You can convince yourself that it doesn’t exist, but I’m telling you that it does and for many people, it’s moved beyond the frustration and anger stage, well into apathy. You can walk back people who are frustrated and angry because it means they still care. You can’t do anything with apathy. There are real fissures here and they’re growing. We ignore them or scorn them at our collective peril.

All of that is bubbling below the surface and the Irish coaching and press team seem to be incapable of navigating the flames without petrol leaking out of their pockets at every turn. The defensive and completely needless quote tweet by the IRFU Twitter account of a guy with maybe 200 followers hitting him with that WELLL ACKTUALLY about Sam Prendergast and Jack Crowley a week before a BBC Podcast revealed the same team kept pushing Sam Prendergast over Crowley to outside media is a great example of this. This is incredibly unusual that they even saw fit to mention it.

 

That kind of subtle – or not-so-subtle – steering sits pretty well with the Irish rugby media but immediately seems off to people who aren’t reliant on access that can be taken away. Believe me when I tell you that it didn’t used to be like this. You would never see a situation like this in years gone by and it’s notable purely because of how unusual it all is. IRFU official accounts quote tweeting randos with terse corrections about photo usage? What’s going on?

It feels like an organisation that is feeling the pressure, feeling defensive and like it has to justify something. What is that something? I think it’s the disconnect often thrown at Munster supporters about their love of Munster is actually in danger of happening with Ireland on an uncomfortable scale. It’s already happening. With every Leinster-heavy teamsheet and wider squad selection, you lose more and more people from outside Leinster who see a team lining up for the anthems and very few people standing in it that they relate to locally. A few people one week, a few more the next, a few more after that. Sooner or later, it adds up.

The only solution is to keep winning.

Winning papers over the biggest cracks and it’s the ultimate shield against criticism of any kind, valid and invalid alike. If Ireland can do three Six Nations titles in a row, very few people will care about how they got there. For a while, I probably won’t but the elephant can’t be kicked down the road forever. Sooner or later, the High Performance Unit at the IRFU will have to address the problems festering in their peripheral vision. Maybe that will be this summer. Maybe it’ll be next November. But it has to be soon.

If Ireland doesn’t have a good Six Nations, those problems will become so big even Irish people can’t avoid talking about them. And that’s when things get interesting. I want what’s best for Irish rugby and that means a fully functional, appropriately funded provincial model that produces a variety of players from all around the country to the national team. I believe we could have that now, this weekend if it was a priority. But it isn’t. Tomorrow is. And then tomorrow, it will be the tomorrow after that. What’s the parable about having all the eggs in one basket? Did that end up being a good thing or a bad thing? I don’t know. Never finished it.

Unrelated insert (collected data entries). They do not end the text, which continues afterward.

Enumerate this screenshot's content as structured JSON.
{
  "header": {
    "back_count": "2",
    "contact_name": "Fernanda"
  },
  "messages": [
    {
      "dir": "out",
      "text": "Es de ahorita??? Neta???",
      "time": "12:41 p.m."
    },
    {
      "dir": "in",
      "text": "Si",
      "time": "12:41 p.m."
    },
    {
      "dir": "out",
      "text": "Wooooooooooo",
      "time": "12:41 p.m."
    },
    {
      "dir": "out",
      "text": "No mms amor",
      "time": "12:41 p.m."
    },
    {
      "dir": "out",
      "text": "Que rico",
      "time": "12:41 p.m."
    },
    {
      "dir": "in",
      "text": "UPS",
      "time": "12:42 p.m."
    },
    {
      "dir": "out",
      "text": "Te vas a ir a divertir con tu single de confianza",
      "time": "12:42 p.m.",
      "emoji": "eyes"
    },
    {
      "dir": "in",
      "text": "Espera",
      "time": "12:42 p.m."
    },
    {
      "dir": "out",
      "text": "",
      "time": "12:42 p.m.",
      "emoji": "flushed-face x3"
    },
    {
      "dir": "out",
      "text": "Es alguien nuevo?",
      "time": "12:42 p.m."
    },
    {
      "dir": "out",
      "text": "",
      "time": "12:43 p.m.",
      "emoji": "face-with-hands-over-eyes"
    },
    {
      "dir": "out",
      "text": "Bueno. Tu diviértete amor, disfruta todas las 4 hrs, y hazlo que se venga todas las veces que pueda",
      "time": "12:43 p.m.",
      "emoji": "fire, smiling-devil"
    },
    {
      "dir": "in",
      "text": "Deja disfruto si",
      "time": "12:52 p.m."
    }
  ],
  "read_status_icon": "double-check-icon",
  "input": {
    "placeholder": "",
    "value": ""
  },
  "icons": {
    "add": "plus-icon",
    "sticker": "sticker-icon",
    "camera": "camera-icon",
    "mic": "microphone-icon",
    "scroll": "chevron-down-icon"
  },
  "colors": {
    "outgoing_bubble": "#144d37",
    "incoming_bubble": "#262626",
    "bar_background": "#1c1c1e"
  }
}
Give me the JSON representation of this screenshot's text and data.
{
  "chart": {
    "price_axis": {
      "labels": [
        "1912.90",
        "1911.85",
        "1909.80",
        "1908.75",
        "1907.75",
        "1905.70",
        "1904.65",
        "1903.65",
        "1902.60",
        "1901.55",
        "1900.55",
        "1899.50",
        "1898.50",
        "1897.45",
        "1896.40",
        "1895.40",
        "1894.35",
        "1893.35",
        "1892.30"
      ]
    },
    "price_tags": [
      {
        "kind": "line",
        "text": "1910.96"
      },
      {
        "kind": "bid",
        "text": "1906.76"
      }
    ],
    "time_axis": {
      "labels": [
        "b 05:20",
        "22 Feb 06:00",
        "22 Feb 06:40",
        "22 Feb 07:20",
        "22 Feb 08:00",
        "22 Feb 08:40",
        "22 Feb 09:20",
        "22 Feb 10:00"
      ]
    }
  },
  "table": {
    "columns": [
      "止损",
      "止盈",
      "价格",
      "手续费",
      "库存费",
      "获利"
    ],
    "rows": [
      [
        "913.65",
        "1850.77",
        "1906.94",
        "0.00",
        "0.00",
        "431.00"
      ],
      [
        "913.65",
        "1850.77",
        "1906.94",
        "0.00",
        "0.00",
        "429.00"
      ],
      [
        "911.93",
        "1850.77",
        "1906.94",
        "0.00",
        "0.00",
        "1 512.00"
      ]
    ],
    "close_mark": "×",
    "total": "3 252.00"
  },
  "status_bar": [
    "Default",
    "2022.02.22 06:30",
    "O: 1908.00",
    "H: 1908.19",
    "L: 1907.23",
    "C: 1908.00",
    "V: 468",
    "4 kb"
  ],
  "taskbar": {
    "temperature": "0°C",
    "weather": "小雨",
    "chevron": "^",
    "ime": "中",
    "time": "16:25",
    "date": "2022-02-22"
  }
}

We need a longer-term vision from our head coach that extends outside the Leinster depth chart. Who knows? The path to a World Cup quarter-final might run through places that aren’t a short drive from Sandymount. We need to stop running the national team like the wolf is at the door and that we’re one bad Six Nations from trading bozo slaps with Wales at the bottom of the Six Nations.

We need to spread the net and realise that good players exist in all four provinces and Who Do You Drop need not apply.

I think that will be better for Ireland, better for Leinster, better for the IRFU and better for everyone who loves the game on this island.